Dear Reader christmas gift & book list

Here is the Dear Reader's team selection of some of their favourites.

The Dutch House by Ann Patchett  - After moving to a mansion – ‘the Dutch House’ – the mother of siblings Danny and Maeve does not cope with the change of circumstances and leaves her family. We follow the fallout of that decision and of their father’s fateful decision to remarry. When he dies, the children are expelled from the mansion by their stepmother and their inheritance denied. This is a story of love, family and unrealised potential. An elegantly written and poignant modern fairy tale.

The Testaments by Margaret Atwood (Joint) Winner of the Booker Prize 2019
This sequel to The Handmaid’s Tale picks up the threads some 15 years after Offred’s journeys into the unknown. There are three narrators – Daisy, Agnes and Aunt Lydia. Atwood examines how people become morally compromised and how collaboration results from fear and oppression. Whereas ‘The Handmaid’s Tale’ was more inward looking, this is a plot-driven story brilliantly told.

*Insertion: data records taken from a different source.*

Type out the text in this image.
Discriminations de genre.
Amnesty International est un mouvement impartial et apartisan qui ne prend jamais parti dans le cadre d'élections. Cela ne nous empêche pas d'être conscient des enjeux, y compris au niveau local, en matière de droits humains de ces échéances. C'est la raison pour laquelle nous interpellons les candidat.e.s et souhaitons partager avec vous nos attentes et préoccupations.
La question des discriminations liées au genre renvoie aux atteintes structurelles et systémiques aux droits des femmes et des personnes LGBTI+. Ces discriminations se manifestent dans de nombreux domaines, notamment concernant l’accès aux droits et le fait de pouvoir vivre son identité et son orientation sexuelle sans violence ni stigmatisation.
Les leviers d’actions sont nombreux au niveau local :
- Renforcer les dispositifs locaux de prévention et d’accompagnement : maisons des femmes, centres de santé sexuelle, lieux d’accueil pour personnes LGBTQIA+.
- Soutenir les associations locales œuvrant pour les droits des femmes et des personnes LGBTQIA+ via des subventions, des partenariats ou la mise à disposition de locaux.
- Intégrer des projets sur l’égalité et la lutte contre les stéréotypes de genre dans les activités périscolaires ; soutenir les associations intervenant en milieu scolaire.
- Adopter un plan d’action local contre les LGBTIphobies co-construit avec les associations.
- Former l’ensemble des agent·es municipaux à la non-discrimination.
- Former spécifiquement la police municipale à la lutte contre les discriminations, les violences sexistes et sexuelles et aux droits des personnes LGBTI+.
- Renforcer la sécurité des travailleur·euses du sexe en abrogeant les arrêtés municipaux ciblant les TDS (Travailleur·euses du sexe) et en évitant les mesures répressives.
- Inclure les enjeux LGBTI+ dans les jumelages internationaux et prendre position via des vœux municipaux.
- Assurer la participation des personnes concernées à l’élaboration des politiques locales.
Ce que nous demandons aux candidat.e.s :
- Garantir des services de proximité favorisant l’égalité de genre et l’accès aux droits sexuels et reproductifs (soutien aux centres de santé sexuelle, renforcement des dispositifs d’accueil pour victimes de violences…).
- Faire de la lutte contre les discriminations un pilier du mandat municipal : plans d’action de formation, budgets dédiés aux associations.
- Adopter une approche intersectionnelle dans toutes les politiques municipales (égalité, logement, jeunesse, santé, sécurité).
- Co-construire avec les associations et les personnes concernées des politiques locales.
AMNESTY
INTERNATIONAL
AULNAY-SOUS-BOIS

The Man Who Saw Everything by Deborah Levy
The book is in two parts, the first starting in 1988 and the second in 2016. Both sections begin with an accident on the famous zebra crossing in Abbey Road, London. The first part becomes more and more unsettling – what is real or imagined? The second part possibly offers an explanation. It is a story about trying to make sense of one’s life and of lost opportunities.

Girl, Woman, Other by Bernardine Evaristo (Joint) Winner of the Booker Prize 2019
The novel follows 12, mostly black, British women of mixed ages. Their stories overlap and weave around each other, each character being flawed but portrayed with empathy. While Evaristo tackles difficult topics – sexism, racism and general intolerance – she writes with humour, compassion and exuberance.

We Are Here: An Atlas of Aotearoa by Chris McDowall
Visually arresting and compelling maps, graphs and commentaries cover an impressive variety of topics about New Zealand. Covering such themes as te whenua, people, places, water and air, living things, government, movement and energy, and heart and memory, this is accessible, interesting and up-to-date information about us and our environment, now and historically.

The Body by Bill Bryson
With characteristic humour and verve, Bill Bryson takes us on a tour of the human body. The discussion is livened by historical explanations of the body’s workings, together with detailed, useful (and accurate) information. You don’t have to be a medical professional to enjoy this authoritative and easy to read account which leaves the reader awed by the complexity and wonder of the human body.

There Is Only One Direction: Volume 1 by Peter Simpson
In the first of two volumes on the life of New Zealand’s leading modernist artist Colin McCahon, biographer Peter Simpson covers the artist’s evolution up to 1959. As well as stunning reproductions of his work, there are illuminating extracts from McCahon’s letters. This is a stand-out study of the artist’s work informed by his experiences, thoughts, and visions.